How to connect Azure Data Factory / Synapse Pipelines to Google BigQuery without losing your sanity over connection tokens
- General
- November 23, 2022
Table of Contents
When I talk about knowing the struggles with the Cloud (as I did recently at PASS 2022), I really mean it, and this is one example of it. This is the case of importing data from Google BigQuery to Azure ADLS v2 (but it can be anywhere else really) using Azure Synapse Pipelines (which is really Azure Data Factory in a different workspace); easy enough, the ugly part is always the authorization part, and in this case having to deal with REST API or JavaScript like those database-hoarding developers.
The process is rather easy, but nobody seems to be able to explain it clearly in a single place without having you to call APIs manually or similar, so here we are.
Prerequisites:
- Your network guys have already dealt with the connectivity between the two cloud services
- Your google user, which you’re logged in to, has already all the access rights to the objects you need, and it can create credentials
Step 1: Create a credential
From the hamburger menu, select “API & Services” -> Credentials From this page, create a OAuth client ID:
Now, give it a decent name and be sure to include the following as redirect URI:
- https://developers.google.com/oauthplayground
- https://localhost:8080
Now, after creating it and waiting 5 minutes for it to actually work, you should see two fields in the OAuth client page “Client ID” and “Client secret”, which of course are essential for what we’re going to do next:
Step 2: Create a Token
Ok now the weird part. Go to https://developers.google.com/oauthplayground
Important: in the upper right corner, click the gear and check “Use your own OAuth credentials”

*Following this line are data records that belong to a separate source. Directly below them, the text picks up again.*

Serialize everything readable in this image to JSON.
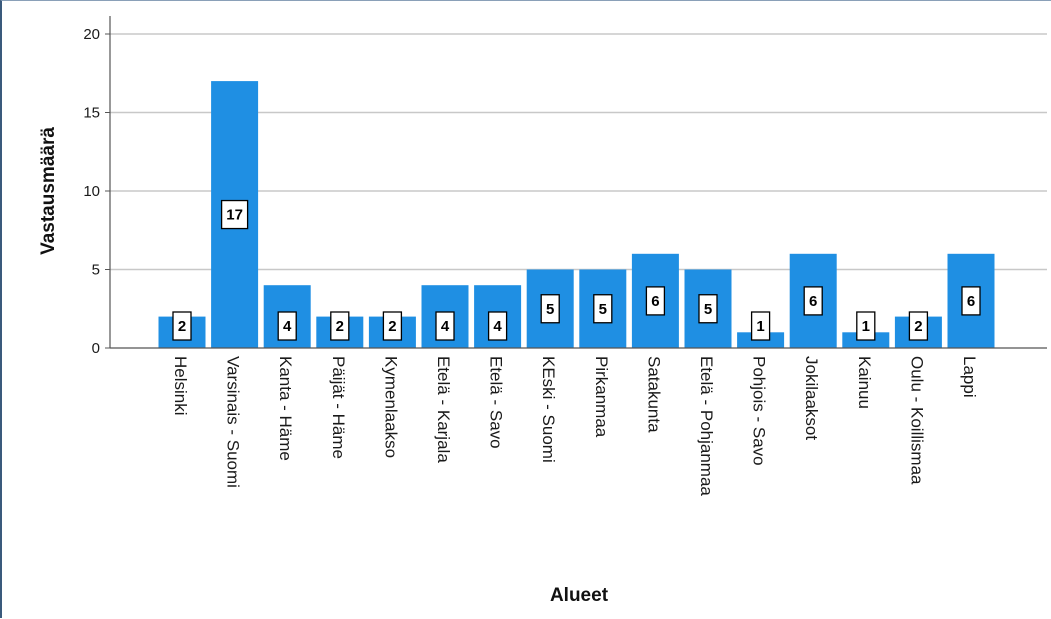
{
  "chart_data": {
    "type": "bar",
    "xlabel": "Alueet",
    "ylabel": "Vastausmäärä",
    "categories": [
      "Helsinki",
      "Varsinais - Suomi",
      "Kanta - Häme",
      "Päijät - Häme",
      "Kymenlaakso",
      "Etelä - Karjala",
      "Etelä - Savo",
      "KEski - Suomi",
      "Pirkanmaa",
      "Satakunta",
      "Etelä - Pohjanmaa",
      "Pohjois - Savo",
      "Jokilaaksot",
      "Kainuu",
      "Oulu - Koillismaa",
      "Lappi"
    ],
    "values": [
      2,
      17,
      4,
      2,
      2,
      4,
      4,
      5,
      5,
      6,
      5,
      1,
      6,
      1,
      2,
      6
    ],
    "ylim": [
      0,
      20
    ],
    "yticks": [
      0,
      5,
      10,
      15,
      20
    ],
    "grid": true,
    "bar_color": "#1f8fe3",
    "data_labels": true
  }
}
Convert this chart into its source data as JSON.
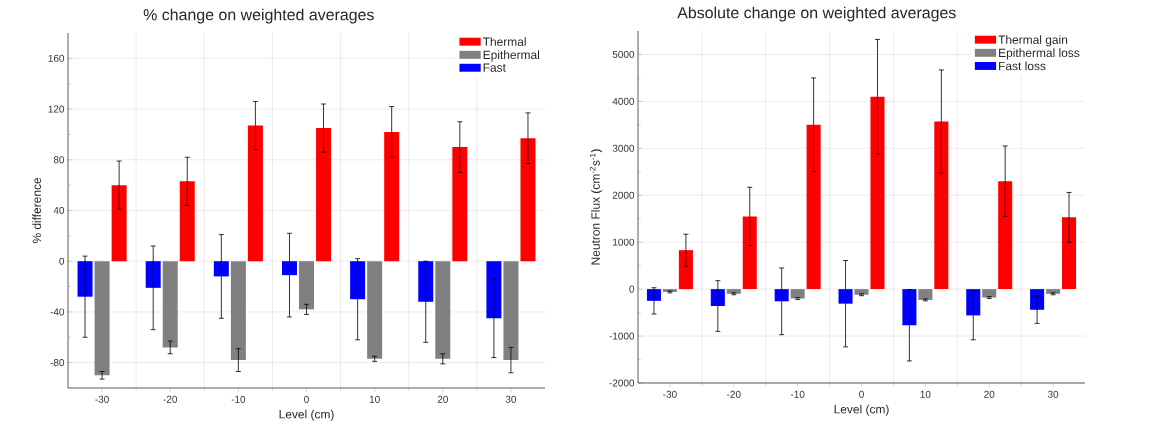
{
  "chart_data": [
    {
      "type": "bar",
      "title": "% change on weighted averages",
      "xlabel": "Level (cm)",
      "ylabel": "% difference",
      "categories": [
        "-30",
        "-20",
        "-10",
        "0",
        "10",
        "20",
        "30"
      ],
      "series": [
        {
          "name": "Fast",
          "color": "#0000ff",
          "values": [
            -28,
            -21,
            -12,
            -11,
            -30,
            -32,
            -45
          ],
          "errors": [
            32,
            33,
            33,
            33,
            32,
            32,
            31
          ]
        },
        {
          "name": "Epithermal",
          "color": "#808080",
          "values": [
            -90,
            -68,
            -78,
            -38,
            -77,
            -77,
            -78
          ],
          "errors": [
            3,
            5,
            9,
            4,
            2,
            4,
            10
          ]
        },
        {
          "name": "Thermal",
          "color": "#ff0000",
          "values": [
            60,
            63,
            107,
            105,
            102,
            90,
            97
          ],
          "errors": [
            19,
            19,
            19,
            19,
            20,
            20,
            20
          ]
        }
      ],
      "ylim": [
        -100,
        180
      ],
      "yticks": [
        -80,
        -40,
        0,
        40,
        80,
        120,
        160
      ],
      "grid": true,
      "legend": "top right"
    },
    {
      "type": "bar",
      "title": "Absolute change on weighted averages",
      "xlabel": "Level (cm)",
      "ylabel": "Neutron Flux (cm$^{-2}$s$^{-1}$)",
      "categories": [
        "-30",
        "-20",
        "-10",
        "0",
        "10",
        "20",
        "30"
      ],
      "series": [
        {
          "name": "Fast loss",
          "color": "#0000ff",
          "values": [
            -250,
            -360,
            -260,
            -310,
            -770,
            -560,
            -440
          ],
          "errors": [
            280,
            540,
            710,
            920,
            760,
            520,
            290
          ]
        },
        {
          "name": "Epithermal loss",
          "color": "#808080",
          "values": [
            -60,
            -100,
            -200,
            -120,
            -230,
            -180,
            -100
          ],
          "errors": [
            20,
            20,
            20,
            20,
            20,
            20,
            20
          ]
        },
        {
          "name": "Thermal gain",
          "color": "#ff0000",
          "values": [
            830,
            1550,
            3500,
            4100,
            3570,
            2300,
            1530
          ],
          "errors": [
            340,
            620,
            1000,
            1220,
            1100,
            750,
            530
          ]
        }
      ],
      "ylim": [
        -2000,
        5500
      ],
      "yticks": [
        -2000,
        -1000,
        0,
        1000,
        2000,
        3000,
        4000,
        5000
      ],
      "grid": true,
      "legend": "top right"
    }
  ]
}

Now, on the right, start with the Step 1 by selecting all the permissions you’re requiring, in this case we just need to read data from BigQuery, so the following should suffice:
Note: If BigQuery includes contents from Google Drive (e.g. Google Sheets), then you should also enable the Drive API https://www.googleapis.com/auth/drive.readonly
When pressing “Authorize API” you’ll be prompted to authorize the request, after doing so, you’ll advance to Step 2 automatically, at this point you just have to click on “Exchange authorization code for tokens”
The response to this is exactly what we need, specifically, we’re interested in the refresh token:
Step 3: Create Linked Service
Finally, we have all the elements needed to connect to BigQuery throught ADF/Synapse! Just create a new linked service, and you should be able to put all the pieces we’ve gathered until now into the correct field:
Of course, I (like Microsoft) recommend saving your Client Secret and Refresh Tokens in Azure Key Vault, as a safer way to manage your secure strings.
If you followed this thoroughly, you’ll get the satisfying “Connection Successful” green badge when testing the connection 😎
Now you can use this linked service to create Intergration Dataset and use it as a source, You’re welcome!